I got zero for the first component because I took the derivative of the position vector r(t)

the derivative of the first component sin(pi)t = 0? not correct?
[PLAIN]http://www4c.wolframalpha.com/Calculate/MSP/MSP432419h9a63ehe63d19g00002afc315424ied1f7?MSPStoreType=image/gif&s=51&w=106&h=36 [Broken]

so answers for (a) and (b) should be in i,j,k vector format and Speed should be a single answer scalar format??

as far as finding the min and max, I think I understand the concept or what needs to be done. I just am not understand what to do with the position vector? Plug in the intervals given for t?

Last edited by a moderator: May 5, 2017
6. Sep 26, 2011

LCKurtz

No. Wherever did you get that idea? The derivative of the sine function is the cosine function, and you need the chain rule.
Yes.
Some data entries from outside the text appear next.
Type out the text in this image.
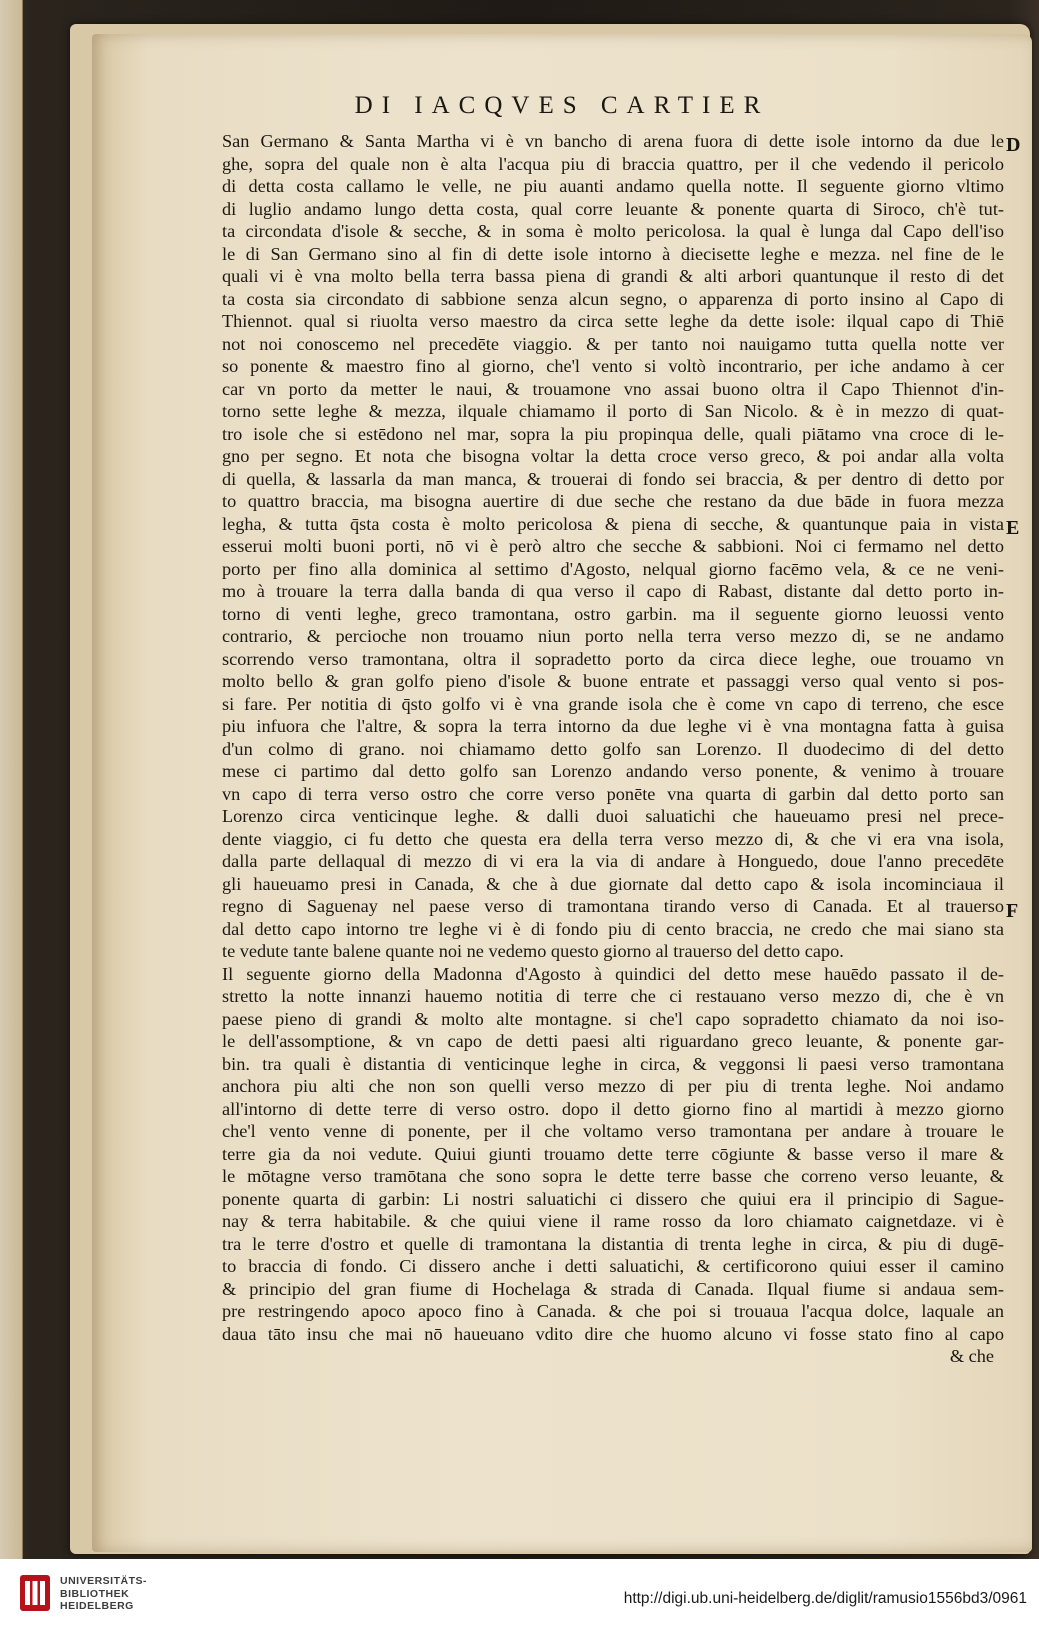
DI IACQVES CARTIER
D
E
F
San Germano & Santa Martha vi è vn bancho di arena fuora di dette isole intorno da due le
ghe, sopra del quale non è alta l'acqua piu di braccia quattro, per il che vedendo il pericolo
di detta costa callamo le velle, ne piu auanti andamo quella notte. Il seguente giorno vltimo
di luglio andamo lungo detta costa, qual corre leuante & ponente quarta di Siroco, ch'è tut-
ta circondata d'isole & secche, & in soma è molto pericolosa. la qual è lunga dal Capo dell'iso
le di San Germano sino al fin di dette isole intorno à diecisette leghe e mezza. nel fine de le
quali vi è vna molto bella terra bassa piena di grandi & alti arbori quantunque il resto di det
ta costa sia circondato di sabbione senza alcun segno, o apparenza di porto insino al Capo di
Thiennot. qual si riuolta verso maestro da circa sette leghe da dette isole: ilqual capo di Thiē
not noi conoscemo nel precedēte viaggio. & per tanto noi nauigamo tutta quella notte ver
so ponente & maestro fino al giorno, che'l vento si voltò incontrario, per iche andamo à cer
car vn porto da metter le naui, & trouamone vno assai buono oltra il Capo Thiennot d'in-
torno sette leghe & mezza, ilquale chiamamo il porto di San Nicolo. & è in mezzo di quat-
tro isole che si estēdono nel mar, sopra la piu propinqua delle, quali piātamo vna croce di le-
gno per segno. Et nota che bisogna voltar la detta croce verso greco, & poi andar alla volta
di quella, & lassarla da man manca, & trouerai di fondo sei braccia, & per dentro di detto por
to quattro braccia, ma bisogna auertire di due seche che restano da due bāde in fuora mezza
legha, & tutta q̄sta costa è molto pericolosa & piena di secche, & quantunque paia in vista
esserui molti buoni porti, nō vi è però altro che secche & sabbioni. Noi ci fermamo nel detto
porto per fino alla dominica al settimo d'Agosto, nelqual giorno facēmo vela, & ce ne veni-
mo à trouare la terra dalla banda di qua verso il capo di Rabast, distante dal detto porto in-
torno di venti leghe, greco tramontana, ostro garbin. ma il seguente giorno leuossi vento
contrario, & percioche non trouamo niun porto nella terra verso mezzo di, se ne andamo
scorrendo verso tramontana, oltra il sopradetto porto da circa diece leghe, oue trouamo vn
molto bello & gran golfo pieno d'isole & buone entrate et passaggi verso qual vento si pos-
si fare. Per notitia di q̄sto golfo vi è vna grande isola che è come vn capo di terreno, che esce
piu infuora che l'altre, & sopra la terra intorno da due leghe vi è vna montagna fatta à guisa
d'un colmo di grano. noi chiamamo detto golfo san Lorenzo. Il duodecimo di del detto
mese ci partimo dal detto golfo san Lorenzo andando verso ponente, & venimo à trouare
vn capo di terra verso ostro che corre verso ponēte vna quarta di garbin dal detto porto san
Lorenzo circa venticinque leghe. & dalli duoi saluatichi che haueuamo presi nel prece-
dente viaggio, ci fu detto che questa era della terra verso mezzo di, & che vi era vna isola,
dalla parte dellaqual di mezzo di vi era la via di andare à Honguedo, doue l'anno precedēte
gli haueuamo presi in Canada, & che à due giornate dal detto capo & isola incominciaua il
regno di Saguenay nel paese verso di tramontana tirando verso di Canada. Et al trauerso
dal detto capo intorno tre leghe vi è di fondo piu di cento braccia, ne credo che mai siano sta
te vedute tante balene quante noi ne vedemo questo giorno al trauerso del detto capo.
Il seguente giorno della Madonna d'Agosto à quindici del detto mese hauēdo passato il de-
stretto la notte innanzi hauemo notitia di terre che ci restauano verso mezzo di, che è vn
paese pieno di grandi & molto alte montagne. si che'l capo sopradetto chiamato da noi iso-
le dell'assomptione, & vn capo de detti paesi alti riguardano greco leuante, & ponente gar-
bin. tra quali è distantia di venticinque leghe in circa, & veggonsi li paesi verso tramontana
anchora piu alti che non son quelli verso mezzo di per piu di trenta leghe. Noi andamo
all'intorno di dette terre di verso ostro. dopo il detto giorno fino al martidi à mezzo giorno
che'l vento venne di ponente, per il che voltamo verso tramontana per andare à trouare le
terre gia da noi vedute. Quiui giunti trouamo dette terre cōgiunte & basse verso il mare &
le mōtagne verso tramōtana che sono sopra le dette terre basse che correno verso leuante, &
ponente quarta di garbin: Li nostri saluatichi ci dissero che quiui era il principio di Sague-
nay & terra habitabile. & che quiui viene il rame rosso da loro chiamato caignetdaze. vi è
tra le terre d'ostro et quelle di tramontana la distantia di trenta leghe in circa, & piu di dugē-
to braccia di fondo. Ci dissero anche i detti saluatichi, & certificorono quiui esser il camino
& principio del gran fiume di Hochelaga & strada di Canada. Ilqual fiume si andaua sem-
pre restringendo apoco apoco fino à Canada. & che poi si trouaua l'acqua dolce, laquale an
daua tāto insu che mai nō haueuano vdito dire che huomo alcuno vi fosse stato fino al capo
& che
UNIVERSITÄTS-
BIBLIOTHEK
HEIDELBERG	http://digi.ub.uni-heidelberg.de/diglit/ramusio1556bd3/0961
Vectors are vectors and scalars are scalars.
You aren't maximizing or minimizing the position vector. You are working with its magnitude which is a scalar. Use normal calculus methods to find the max/min. See post #2.

Last edited by a moderator: May 5, 2017
7. Sep 26, 2011

danpiz23

Wow, Cannot believe I made such a big mistake finding the derivative of sin(pi)t. I typed it in to wolfram alpha and just used that answer no questions.

This is the answer I came up with doing it with the chain rule...
derivative[sin(pi*x)] = cos(pi*T) * derivative[pi*T] = pi*cos(pi*T)

I understand that I need to use the magnitude of the position vector (||r(t)||), not quite sure how to find the max/min. I am looking up examples

8. Sep 26, 2011

danpiz23

I am still stumped on part (d), I am using Derive 6 to derive,simplify the problems. This is the work I have so far. Double checked all my work and looked online for examples, but I am not finding anything??

Is there a simple formula?? Do I just need to use limits or integration ??

9. Sep 26, 2011

LCKurtz

Where are you stuck?

$$F(t) =||r(t)||^2 =\sin^2 \pi t+ \ln^2(t) +\frac 1 {16} e^{2t},\ \frac 1 4 \leq t \leq e$$

Don't you know how to use max/min problems in calculus? The possible values of t are critical points and end points.

10. Sep 27, 2011

danpiz23

No, not sure if that was something we went over in calc 1, but calc 2 was all derivatives and integration. Calc 3 just started and so far it's been vector calc and distance between point/plane, plane/plane and point/line.
I was able to get
$$F(t) =||r(t)||^2 =\sin^2 \pi t+ \ln^2(t) +\frac 1 {16} e^{2t},\ \frac 1 4 \leq t \leq e$$

Do I just plug in (1/4) and then e for t? What do I do with those values?

Last edited: Sep 27, 2011
11. Sep 27, 2011

LCKurtz

Why don't you start by drawing a graph of that? I presume your software will do that. It will show you where your max and min points are. Then look in your Calc I or II book and review where it talks about critical points and finding the relative extrema of functions.

12. Sep 27, 2011

danpiz23

Why did you use ||r(t)||^2 instead of ||r(t)||?

Can I use the graph of ||r(t)|| to find the max and min?

13. Sep 27, 2011

LCKurtz

Because it is easier to work with without the square root. Both the function and its square will have maximum or minimum for the same value of t. You will see when you find the critical point. If you are doing it all with software, it probably makes no difference.